Schnellere Baugenehmigungen – für neue Impulse im Wohnungsbau

Foto: Roland Riethmüller

Die mittelständische Bauwirtschaft kritisiert, dass Bauflächen eines städtischen Siedlungsgebiets nicht mehr im Schnellverfahren überplant werden dürfen. Das Bundesverwaltungsgericht hat damit der beschleunigten Ausweisung von Baugebieten einen Riegel vorgeschoben. Das kommt zum ungünstigen Zeitpunkt, denn der Wohnungsbau steht vor einem Desaster. Aktuell herrscht fast Stillstand. Schuld daran sind die gestiegenen Preise und die unzureichenden Förderprogramme. Komplizierte Baugenehmigungen verschärfen noch die Lage.

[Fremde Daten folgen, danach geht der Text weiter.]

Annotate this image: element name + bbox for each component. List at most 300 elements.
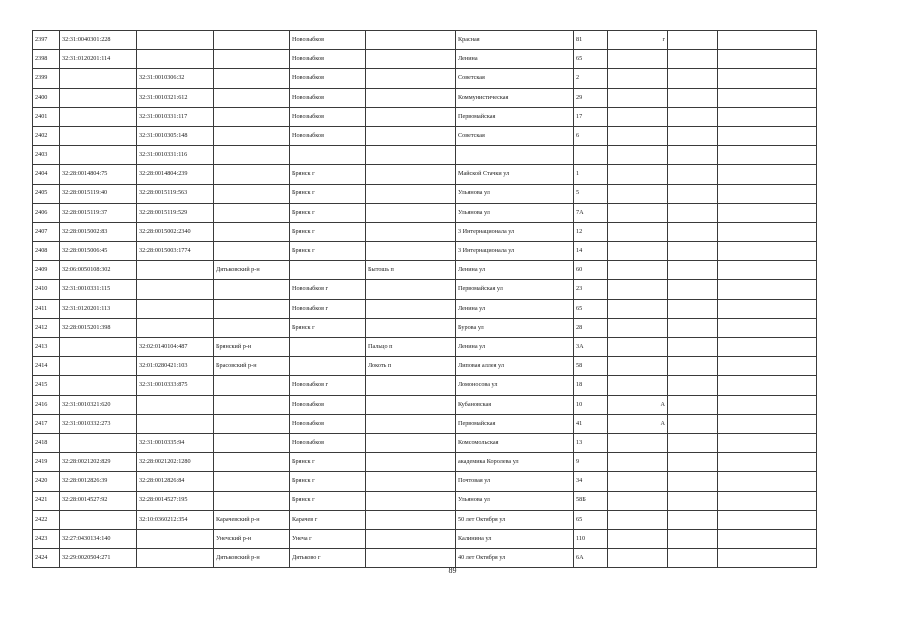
table-row xyxy=(33,242,817,261)
cell-building-letter xyxy=(608,50,668,69)
cell-street: Ульянова ул xyxy=(456,184,574,203)
cell-row-number: 2405 xyxy=(33,184,60,203)
cell-building-letter xyxy=(608,491,668,510)
table-row xyxy=(33,491,817,510)
cell-building-letter xyxy=(608,88,668,107)
cell-empty-field xyxy=(718,376,817,395)
cell-city xyxy=(290,357,366,376)
cell-cadastral-number-land xyxy=(60,510,137,529)
cell-cadastral-number-land: 32:31:0010321:620 xyxy=(60,395,137,414)
table-row xyxy=(33,376,817,395)
table-row xyxy=(33,472,817,491)
cell-street: Коммунистическая xyxy=(456,88,574,107)
cell-district xyxy=(214,472,290,491)
cell-cadastral-number-building: 32:28:0021202:1280 xyxy=(137,453,214,472)
cell-building-letter xyxy=(608,184,668,203)
table-row xyxy=(33,280,817,299)
table-row xyxy=(33,107,817,126)
cell-settlement xyxy=(366,69,456,88)
cell-building-letter xyxy=(608,510,668,529)
cell-house-number: 6А xyxy=(574,549,608,568)
cell-cadastral-number-land xyxy=(60,433,137,452)
table-row xyxy=(33,318,817,337)
cell-settlement: Бытошь п xyxy=(366,261,456,280)
cell-extra-field xyxy=(668,165,718,184)
cell-street: 50 лет Октября ул xyxy=(456,510,574,529)
cell-cadastral-number-building: 32:31:0010305:148 xyxy=(137,126,214,145)
cell-city: Дятьково г xyxy=(290,549,366,568)
cell-settlement xyxy=(366,472,456,491)
cell-extra-field xyxy=(668,184,718,203)
cell-cadastral-number-building xyxy=(137,414,214,433)
cell-cadastral-number-land: 32:31:0010332:273 xyxy=(60,414,137,433)
cell-row-number: 2408 xyxy=(33,242,60,261)
cell-cadastral-number-land: 32:28:0015119:37 xyxy=(60,203,137,222)
cell-house-number xyxy=(574,146,608,165)
table-row xyxy=(33,261,817,280)
cell-district xyxy=(214,491,290,510)
cell-extra-field xyxy=(668,50,718,69)
cell-settlement xyxy=(366,280,456,299)
table-row xyxy=(33,203,817,222)
cell-empty-field xyxy=(718,242,817,261)
cell-empty-field xyxy=(718,31,817,50)
cell-building-letter xyxy=(608,280,668,299)
cell-cadastral-number-building: 32:31:0010331:116 xyxy=(137,146,214,165)
cell-district xyxy=(214,242,290,261)
cell-city: Брянск г xyxy=(290,222,366,241)
cell-row-number: 2407 xyxy=(33,222,60,241)
cell-extra-field xyxy=(668,69,718,88)
cell-cadastral-number-land: 32:27:0430134:140 xyxy=(60,529,137,548)
cell-building-letter xyxy=(608,433,668,452)
cell-settlement xyxy=(366,242,456,261)
cell-district: Брянский р-н xyxy=(214,338,290,357)
cell-city: Брянск г xyxy=(290,453,366,472)
cell-empty-field xyxy=(718,338,817,357)
cell-cadastral-number-land: 32:28:0015002:83 xyxy=(60,222,137,241)
cell-house-number: 12 xyxy=(574,222,608,241)
table-row xyxy=(33,395,817,414)
cell-settlement xyxy=(366,50,456,69)
cell-extra-field xyxy=(668,453,718,472)
cell-street: Бурова ул xyxy=(456,318,574,337)
cell-building-letter xyxy=(608,261,668,280)
cell-cadastral-number-building: 32:31:0010333:875 xyxy=(137,376,214,395)
cell-extra-field xyxy=(668,146,718,165)
cell-district xyxy=(214,453,290,472)
cell-building-letter xyxy=(608,203,668,222)
cell-empty-field xyxy=(718,146,817,165)
cell-empty-field xyxy=(718,510,817,529)
cell-settlement: Локоть п xyxy=(366,357,456,376)
cell-district xyxy=(214,31,290,50)
cell-row-number: 2397 xyxy=(33,31,60,50)
table-row xyxy=(33,338,817,357)
cell-row-number: 2424 xyxy=(33,549,60,568)
cell-cadastral-number-land: 32:31:0040301:228 xyxy=(60,31,137,50)
cell-cadastral-number-land xyxy=(60,357,137,376)
cell-extra-field xyxy=(668,203,718,222)
cell-district: Карачевский р-н xyxy=(214,510,290,529)
cell-house-number: 3А xyxy=(574,338,608,357)
cell-extra-field xyxy=(668,88,718,107)
cell-cadastral-number-land xyxy=(60,376,137,395)
cell-street: Липовая аллея ул xyxy=(456,357,574,376)
cell-street: Первомайская xyxy=(456,414,574,433)
cell-street: Первомайская ул xyxy=(456,280,574,299)
cell-cadastral-number-land xyxy=(60,146,137,165)
cell-cadastral-number-land xyxy=(60,69,137,88)
cell-district: Дятьковский р-н xyxy=(214,261,290,280)
cell-cadastral-number-land: 32:28:0014527:92 xyxy=(60,491,137,510)
cell-cadastral-number-land: 32:31:0120201:114 xyxy=(60,50,137,69)
cell-row-number: 2412 xyxy=(33,318,60,337)
cell-cadastral-number-land: 32:28:0015006:45 xyxy=(60,242,137,261)
cell-building-letter xyxy=(608,165,668,184)
cell-street: Ломоносова ул xyxy=(456,376,574,395)
cell-empty-field xyxy=(718,261,817,280)
cell-city: Новозыбков г xyxy=(290,299,366,318)
cell-street: 40 лет Октября ул xyxy=(456,549,574,568)
cell-building-letter xyxy=(608,338,668,357)
cell-row-number: 2415 xyxy=(33,376,60,395)
cell-extra-field xyxy=(668,242,718,261)
cell-street: 3 Интернационала ул xyxy=(456,242,574,261)
cell-cadastral-number-land xyxy=(60,338,137,357)
cell-street: Майской Стачки ул xyxy=(456,165,574,184)
cell-extra-field xyxy=(668,414,718,433)
cell-row-number: 2409 xyxy=(33,261,60,280)
cell-house-number: 29 xyxy=(574,88,608,107)
cell-cadastral-number-building xyxy=(137,318,214,337)
cell-district xyxy=(214,433,290,452)
cell-empty-field xyxy=(718,414,817,433)
cell-house-number: 65 xyxy=(574,299,608,318)
table-row xyxy=(33,453,817,472)
cell-house-number: 18 xyxy=(574,376,608,395)
cell-house-number: 1 xyxy=(574,165,608,184)
cell-street: Ленина ул xyxy=(456,261,574,280)
cell-row-number: 2398 xyxy=(33,50,60,69)
cell-cadastral-number-building: 32:31:0010335:94 xyxy=(137,433,214,452)
cell-row-number: 2403 xyxy=(33,146,60,165)
cell-cadastral-number-building: 32:28:0015119:563 xyxy=(137,184,214,203)
cell-empty-field xyxy=(718,529,817,548)
cell-empty-field xyxy=(718,50,817,69)
cell-extra-field xyxy=(668,433,718,452)
cell-house-number: 23 xyxy=(574,280,608,299)
cell-settlement xyxy=(366,146,456,165)
cell-street: Красная xyxy=(456,31,574,50)
cell-district xyxy=(214,126,290,145)
cell-empty-field xyxy=(718,453,817,472)
cell-city: Брянск г xyxy=(290,491,366,510)
cell-extra-field xyxy=(668,31,718,50)
cell-settlement xyxy=(366,376,456,395)
cell-settlement xyxy=(366,88,456,107)
cell-building-letter xyxy=(608,472,668,491)
cell-cadastral-number-land xyxy=(60,107,137,126)
cell-settlement xyxy=(366,491,456,510)
cell-city: Карачев г xyxy=(290,510,366,529)
cell-row-number: 2413 xyxy=(33,338,60,357)
cell-house-number: 7А xyxy=(574,203,608,222)
cell-building-letter xyxy=(608,126,668,145)
cell-district: Брасовский р-н xyxy=(214,357,290,376)
cell-cadastral-number-building xyxy=(137,31,214,50)
cell-cadastral-number-land: 32:28:0015119:40 xyxy=(60,184,137,203)
cell-district xyxy=(214,376,290,395)
cell-row-number: 2423 xyxy=(33,529,60,548)
cell-house-number: 5 xyxy=(574,184,608,203)
cell-cadastral-number-building: 32:28:0014527:195 xyxy=(137,491,214,510)
cell-row-number: 2418 xyxy=(33,433,60,452)
cell-building-letter xyxy=(608,222,668,241)
cell-house-number: 81 xyxy=(574,31,608,50)
cell-city: Новозыбков xyxy=(290,88,366,107)
cell-district xyxy=(214,395,290,414)
cell-building-letter xyxy=(608,376,668,395)
cell-settlement xyxy=(366,165,456,184)
cell-cadastral-number-land: 32:28:0015201:398 xyxy=(60,318,137,337)
cell-cadastral-number-building xyxy=(137,395,214,414)
cell-street: Ленина xyxy=(456,50,574,69)
cell-extra-field xyxy=(668,357,718,376)
cell-street: Комсомольская xyxy=(456,433,574,452)
cell-street: Советская xyxy=(456,126,574,145)
cell-row-number: 2421 xyxy=(33,491,60,510)
cell-house-number: 60 xyxy=(574,261,608,280)
cell-district: Дятьковский р-н xyxy=(214,549,290,568)
cell-cadastral-number-building: 32:28:0015003:1774 xyxy=(137,242,214,261)
cell-district xyxy=(214,280,290,299)
cell-empty-field xyxy=(718,491,817,510)
cell-settlement xyxy=(366,318,456,337)
cell-house-number: 14 xyxy=(574,242,608,261)
cell-extra-field xyxy=(668,491,718,510)
cell-extra-field xyxy=(668,549,718,568)
cell-district: Унечский р-н xyxy=(214,529,290,548)
cell-city: Брянск г xyxy=(290,318,366,337)
cell-street: Почтовая ул xyxy=(456,472,574,491)
cell-house-number: 65 xyxy=(574,510,608,529)
cell-empty-field xyxy=(718,433,817,452)
cell-row-number: 2402 xyxy=(33,126,60,145)
cell-extra-field xyxy=(668,222,718,241)
table-row xyxy=(33,357,817,376)
cell-empty-field xyxy=(718,126,817,145)
table-row xyxy=(33,299,817,318)
cell-city: Брянск г xyxy=(290,242,366,261)
cell-house-number: 6 xyxy=(574,126,608,145)
cell-district xyxy=(214,318,290,337)
cell-building-letter xyxy=(608,453,668,472)
cell-cadastral-number-building: 32:28:0015119:529 xyxy=(137,203,214,222)
cell-street: Калинина ул xyxy=(456,529,574,548)
cell-extra-field xyxy=(668,299,718,318)
cell-district xyxy=(214,203,290,222)
cell-house-number: 2 xyxy=(574,69,608,88)
cell-empty-field xyxy=(718,299,817,318)
cell-street: академика Королева ул xyxy=(456,453,574,472)
cell-empty-field xyxy=(718,165,817,184)
cell-settlement xyxy=(366,529,456,548)
cell-street: Ульянова ул xyxy=(456,491,574,510)
cell-row-number: 2416 xyxy=(33,395,60,414)
cell-district xyxy=(214,146,290,165)
cell-settlement xyxy=(366,184,456,203)
cell-street: Первомайская xyxy=(456,107,574,126)
cell-row-number: 2411 xyxy=(33,299,60,318)
cell-building-letter xyxy=(608,146,668,165)
cell-street: Советская xyxy=(456,69,574,88)
cell-building-letter xyxy=(608,69,668,88)
cell-extra-field xyxy=(668,126,718,145)
cell-street: 3 Интернационала ул xyxy=(456,222,574,241)
cell-city: Новозыбков xyxy=(290,414,366,433)
cell-settlement: Пальцо п xyxy=(366,338,456,357)
cell-city: Брянск г xyxy=(290,203,366,222)
cell-house-number: 110 xyxy=(574,529,608,548)
cell-building-letter xyxy=(608,357,668,376)
cell-empty-field xyxy=(718,472,817,491)
cell-cadastral-number-building: 32:31:0010306:32 xyxy=(137,69,214,88)
cell-cadastral-number-building xyxy=(137,529,214,548)
cell-city: Новозыбков xyxy=(290,31,366,50)
cell-cadastral-number-building: 32:28:0014804:239 xyxy=(137,165,214,184)
table-row xyxy=(33,146,817,165)
cell-city: Брянск г xyxy=(290,165,366,184)
cell-house-number: 13 xyxy=(574,433,608,452)
cell-building-letter xyxy=(608,318,668,337)
cell-city xyxy=(290,338,366,357)
cell-cadastral-number-land: 32:31:0120201:113 xyxy=(60,299,137,318)
cell-city: Новозыбков г xyxy=(290,280,366,299)
cell-row-number: 2401 xyxy=(33,107,60,126)
cell-district xyxy=(214,299,290,318)
cell-row-number: 2410 xyxy=(33,280,60,299)
cell-row-number: 2417 xyxy=(33,414,60,433)
table-row xyxy=(33,510,817,529)
cell-extra-field xyxy=(668,261,718,280)
cell-row-number: 2422 xyxy=(33,510,60,529)
cell-house-number: 58 xyxy=(574,357,608,376)
cell-cadastral-number-land: 32:31:0010331:115 xyxy=(60,280,137,299)
cell-district xyxy=(214,414,290,433)
cell-cadastral-number-land: 32:28:0012826:39 xyxy=(60,472,137,491)
cell-empty-field xyxy=(718,280,817,299)
cell-building-letter xyxy=(608,549,668,568)
table-row xyxy=(33,433,817,452)
cell-city: Новозыбков xyxy=(290,69,366,88)
cell-row-number: 2406 xyxy=(33,203,60,222)
cell-cadastral-number-building: 32:02:0140104:487 xyxy=(137,338,214,357)
cell-street: Ленина ул xyxy=(456,299,574,318)
cell-house-number: 10 xyxy=(574,395,608,414)
cell-house-number: 17 xyxy=(574,107,608,126)
cell-building-letter xyxy=(608,529,668,548)
cell-house-number: 41 xyxy=(574,414,608,433)
cell-settlement xyxy=(366,31,456,50)
cell-house-number: 34 xyxy=(574,472,608,491)
cell-settlement xyxy=(366,299,456,318)
cell-city: Новозыбков xyxy=(290,433,366,452)
cell-empty-field xyxy=(718,549,817,568)
cell-settlement xyxy=(366,126,456,145)
cell-house-number: 9 xyxy=(574,453,608,472)
cell-row-number: 2419 xyxy=(33,453,60,472)
cell-settlement xyxy=(366,107,456,126)
cell-building-letter xyxy=(608,107,668,126)
table-row xyxy=(33,165,817,184)
cell-city: Брянск г xyxy=(290,184,366,203)
cell-empty-field xyxy=(718,318,817,337)
cell-empty-field xyxy=(718,69,817,88)
cell-building-letter xyxy=(608,299,668,318)
cell-cadastral-number-building xyxy=(137,50,214,69)
cell-cadastral-number-land: 32:06:0050108:302 xyxy=(60,261,137,280)
table-row xyxy=(33,414,817,433)
cell-cadastral-number-building: 32:31:0010321:612 xyxy=(137,88,214,107)
cell-district xyxy=(214,88,290,107)
cell-cadastral-number-building xyxy=(137,261,214,280)
cell-extra-field xyxy=(668,376,718,395)
cell-settlement xyxy=(366,453,456,472)
cell-cadastral-number-land xyxy=(60,88,137,107)
table-row xyxy=(33,184,817,203)
cell-settlement xyxy=(366,510,456,529)
cell-street: Ульянова ул xyxy=(456,203,574,222)
cell-building-letter: г xyxy=(608,31,668,50)
cell-empty-field xyxy=(718,395,817,414)
cell-cadastral-number-building: 32:28:0012826:84 xyxy=(137,472,214,491)
table-row xyxy=(33,50,817,69)
table-row xyxy=(33,529,817,548)
cell-street: Кубановская xyxy=(456,395,574,414)
cell-empty-field xyxy=(718,107,817,126)
cell-extra-field xyxy=(668,472,718,491)
registry-table-body xyxy=(33,31,817,568)
cell-city xyxy=(290,146,366,165)
cell-city: Новозыбков г xyxy=(290,376,366,395)
table-row xyxy=(33,549,817,568)
cell-extra-field xyxy=(668,280,718,299)
cell-city: Новозыбков xyxy=(290,50,366,69)
cell-house-number: 58Б xyxy=(574,491,608,510)
cell-cadastral-number-building xyxy=(137,549,214,568)
cell-row-number: 2404 xyxy=(33,165,60,184)
cell-city xyxy=(290,261,366,280)
cell-building-letter xyxy=(608,242,668,261)
cell-row-number: 2400 xyxy=(33,88,60,107)
table-row xyxy=(33,88,817,107)
cell-district xyxy=(214,184,290,203)
cell-empty-field xyxy=(718,203,817,222)
cell-settlement xyxy=(366,549,456,568)
cell-empty-field xyxy=(718,357,817,376)
cell-house-number: 65 xyxy=(574,50,608,69)
cell-street: Ленина ул xyxy=(456,338,574,357)
cell-settlement xyxy=(366,433,456,452)
cell-city: Новозыбков xyxy=(290,107,366,126)
table-row xyxy=(33,31,817,50)
table-row xyxy=(33,126,817,145)
table-row xyxy=(33,222,817,241)
cell-empty-field xyxy=(718,88,817,107)
cell-cadastral-number-land: 32:28:0021202:829 xyxy=(60,453,137,472)
cell-settlement xyxy=(366,414,456,433)
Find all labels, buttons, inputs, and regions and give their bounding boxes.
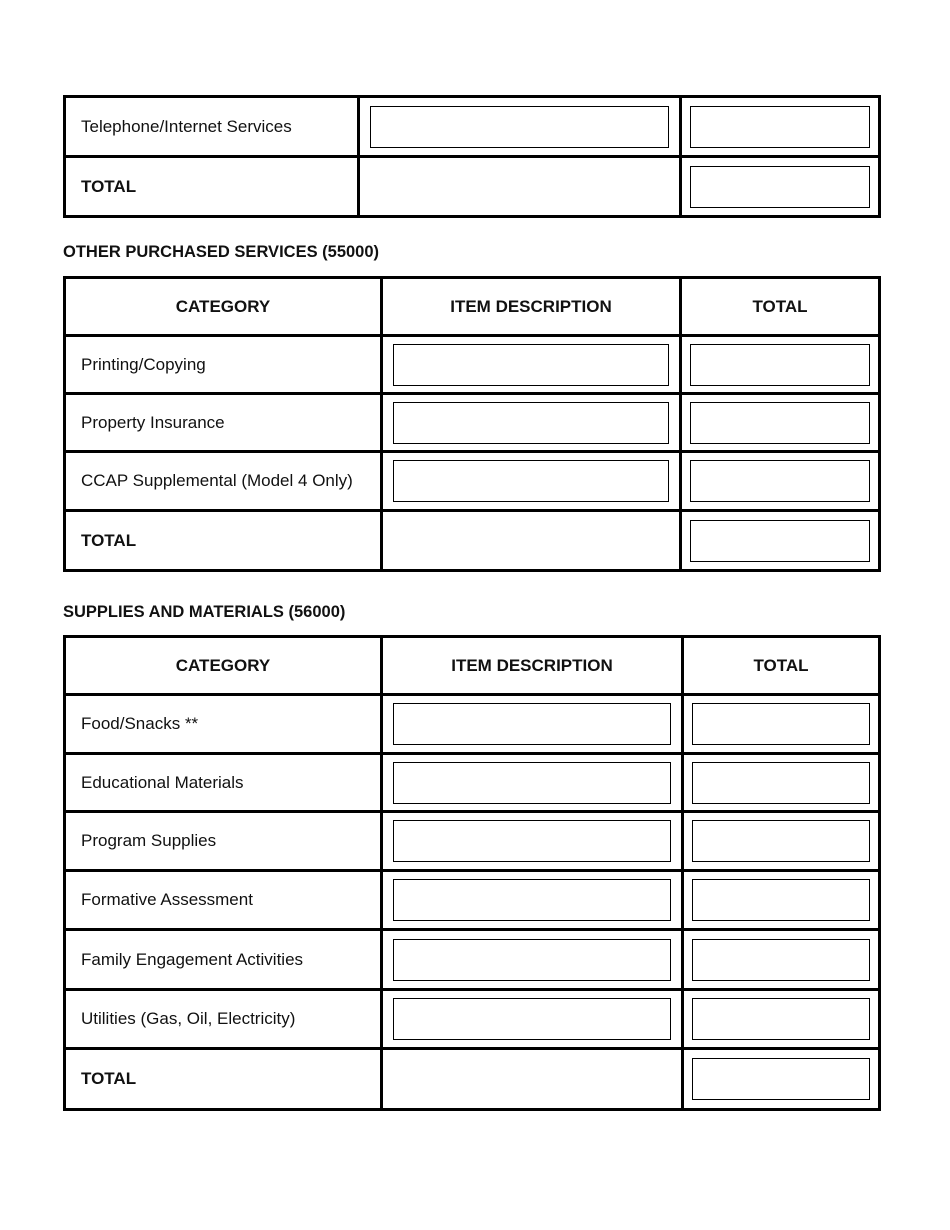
item-description-cell bbox=[382, 336, 681, 394]
item-description-cell bbox=[382, 930, 683, 990]
header-row bbox=[65, 637, 880, 695]
category-cell: Program Supplies bbox=[65, 812, 382, 871]
total-cell bbox=[681, 394, 880, 452]
educational-materials-description-input[interactable] bbox=[393, 762, 671, 804]
item-description-cell bbox=[382, 394, 681, 452]
item-description-cell bbox=[382, 695, 683, 754]
family-engagement-description-input[interactable] bbox=[393, 939, 671, 981]
telephone-internet-total-input[interactable] bbox=[690, 106, 870, 148]
utilities-total-input[interactable] bbox=[692, 998, 870, 1040]
formative-assessment-description-input[interactable] bbox=[393, 879, 671, 921]
category-cell: CCAP Supplemental (Model 4 Only) bbox=[65, 452, 382, 511]
category-cell: Food/Snacks ** bbox=[65, 695, 382, 754]
total-label: TOTAL bbox=[65, 511, 382, 571]
table-row bbox=[65, 871, 880, 930]
table-row bbox=[65, 754, 880, 812]
program-supplies-total-input[interactable] bbox=[692, 820, 870, 862]
item-description-cell bbox=[382, 452, 681, 511]
item-description-cell bbox=[382, 990, 683, 1049]
total-cell bbox=[681, 157, 880, 217]
column-header-total: TOTAL bbox=[683, 637, 880, 695]
other-purchased-services-total-input[interactable] bbox=[690, 520, 870, 562]
printing-copying-total-input[interactable] bbox=[690, 344, 870, 386]
supplies-and-materials-table bbox=[63, 635, 881, 1111]
total-cell bbox=[683, 754, 880, 812]
ccap-supplemental-description-input[interactable] bbox=[393, 460, 669, 502]
header-row bbox=[65, 278, 880, 336]
table-row bbox=[65, 812, 880, 871]
item-description-cell bbox=[382, 754, 683, 812]
total-cell bbox=[683, 1049, 880, 1110]
total-cell bbox=[681, 336, 880, 394]
category-cell: Family Engagement Activities bbox=[65, 930, 382, 990]
utilities-description-input[interactable] bbox=[393, 998, 671, 1040]
category-cell: Property Insurance bbox=[65, 394, 382, 452]
column-header-item-description: ITEM DESCRIPTION bbox=[382, 278, 681, 336]
total-cell bbox=[681, 452, 880, 511]
telecom-grand-total-input[interactable] bbox=[690, 166, 870, 208]
table-row bbox=[65, 336, 880, 394]
educational-materials-total-input[interactable] bbox=[692, 762, 870, 804]
property-insurance-total-input[interactable] bbox=[690, 402, 870, 444]
table-row bbox=[65, 930, 880, 990]
total-cell bbox=[683, 930, 880, 990]
ccap-supplemental-total-input[interactable] bbox=[690, 460, 870, 502]
total-cell bbox=[681, 511, 880, 571]
total-label: TOTAL bbox=[65, 1049, 382, 1110]
total-cell bbox=[681, 97, 880, 157]
table-row bbox=[65, 695, 880, 754]
category-cell: Formative Assessment bbox=[65, 871, 382, 930]
column-header-category: CATEGORY bbox=[65, 637, 382, 695]
supplies-and-materials-total-input[interactable] bbox=[692, 1058, 870, 1100]
telephone-internet-description-input[interactable] bbox=[370, 106, 669, 148]
total-cell bbox=[683, 812, 880, 871]
total-cell bbox=[683, 695, 880, 754]
column-header-category: CATEGORY bbox=[65, 278, 382, 336]
category-cell: Printing/Copying bbox=[65, 336, 382, 394]
column-header-total: TOTAL bbox=[681, 278, 880, 336]
total-label: TOTAL bbox=[65, 157, 359, 217]
program-supplies-description-input[interactable] bbox=[393, 820, 671, 862]
section-title-55000: OTHER PURCHASED SERVICES (55000) bbox=[63, 243, 380, 261]
family-engagement-total-input[interactable] bbox=[692, 939, 870, 981]
food-snacks-total-input[interactable] bbox=[692, 703, 870, 745]
total-cell bbox=[683, 871, 880, 930]
table-row bbox=[65, 394, 880, 452]
category-cell: Utilities (Gas, Oil, Electricity) bbox=[65, 990, 382, 1049]
empty-cell bbox=[382, 511, 681, 571]
item-description-cell bbox=[359, 97, 681, 157]
empty-cell bbox=[382, 1049, 683, 1110]
section-title-56000: SUPPLIES AND MATERIALS (56000) bbox=[63, 603, 346, 621]
formative-assessment-total-input[interactable] bbox=[692, 879, 870, 921]
total-cell bbox=[683, 990, 880, 1049]
table-row bbox=[65, 452, 880, 511]
table-row bbox=[65, 97, 880, 157]
category-cell: Educational Materials bbox=[65, 754, 382, 812]
column-header-item-description: ITEM DESCRIPTION bbox=[382, 637, 683, 695]
category-cell: Telephone/Internet Services bbox=[65, 97, 359, 157]
item-description-cell bbox=[382, 871, 683, 930]
item-description-cell bbox=[382, 812, 683, 871]
food-snacks-description-input[interactable] bbox=[393, 703, 671, 745]
property-insurance-description-input[interactable] bbox=[393, 402, 669, 444]
other-purchased-services-table bbox=[63, 276, 881, 572]
telecom-table bbox=[63, 95, 881, 218]
empty-cell bbox=[359, 157, 681, 217]
printing-copying-description-input[interactable] bbox=[393, 344, 669, 386]
table-row bbox=[65, 990, 880, 1049]
total-row bbox=[65, 157, 880, 217]
total-row bbox=[65, 511, 880, 571]
total-row bbox=[65, 1049, 880, 1110]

Der beschleunigten Ausweisung von Baugebieten bis 10.000 Quadratmetern hat das Bundesverwaltungsgericht einen Strich durch die Rechnung gemacht. Die Bundesvereinigung Mittelständischer Bauunternehmen e.V. (BVMB) nimmt das Urteil zum Anlass, bei der Bundesregierung „wirksame und effektive gesetzliche Regelungen“ einzufordern, um das Bauen künftig zu erleichtern. „Das ist eine entscheidende Grundlage, damit wir im Wohnungsbereich nicht komplett den Anschluss verlieren„, mahnt BVMB-Hauptgeschäftsführer Michael Gilka. Die Regelung des § 13b des Baugesetzbuchs habe zu einer Vereinfachung und Beschleunigung geführt. Das Bundesverwaltungsgericht hat nun geurteilt, dass § 13b BauGB gegen das Europarecht verstoße.

Neue Wege finden zur Beschleunigung der Baugenehmigungen

Die neue Entwicklung ist bedauerlich, aber nicht dramatisch, denn – § 13b BauGB galt ohnehin nur für Beschlüsse bis Ende des Jahres 2022. Bauleitpläne, die fristgerecht erstellt wurden, dürfen aber jetzt nicht mehr aufgestellt werden. Folglich ist die Bundesregierung gefordert, schnell eine Neuregelung zu treffen. Seit vielen Jahren wird eine Beschleunigung von Baugenehmigungen gefordert. Nur so können Bauwillige schneller beginnen. Das neue Urteil sei ein Bärendienst. Daher appelliert der BVMB an die Bundesregierung, so schnell wie möglich eine Nachfolgeregelung für die Beschleunigung der Baugenehmigungen zu schaffen. Schließlich gäbe es zahlreiche Wege, die Baugenehmigungen zu beschleunigen.

Bürokratie darf den Wohnungsbau nicht weiter behindern

Laut Gilka müsse dies möglich sein, um die Bautätigkeit wieder anzutreiben. Besonders der Wohnungsbau steht vor einem Desaster. Zum Teil sind die Bauaufträge weggebrochen. Im Bausektor herrscht bei den Mitgliedsbetrieben fast Stillstand. Schuld daran sind die hohen Preissteigerungen und die unzureichenden Förderprogramme. Das wirkt sich katastrophal auf den Bau neuer Wohnungen aus. Jetzt müssten alle Register gezogen werden, damit der Wohnungsbau nicht durch überlange und komplizierte Genehmigungsverfahren nicht noch mehr behindert wird. Deshalb fordert der BVMB schnellere Baugenehmigungen, damit der Wohnungsbau wieder in Schwung kommt.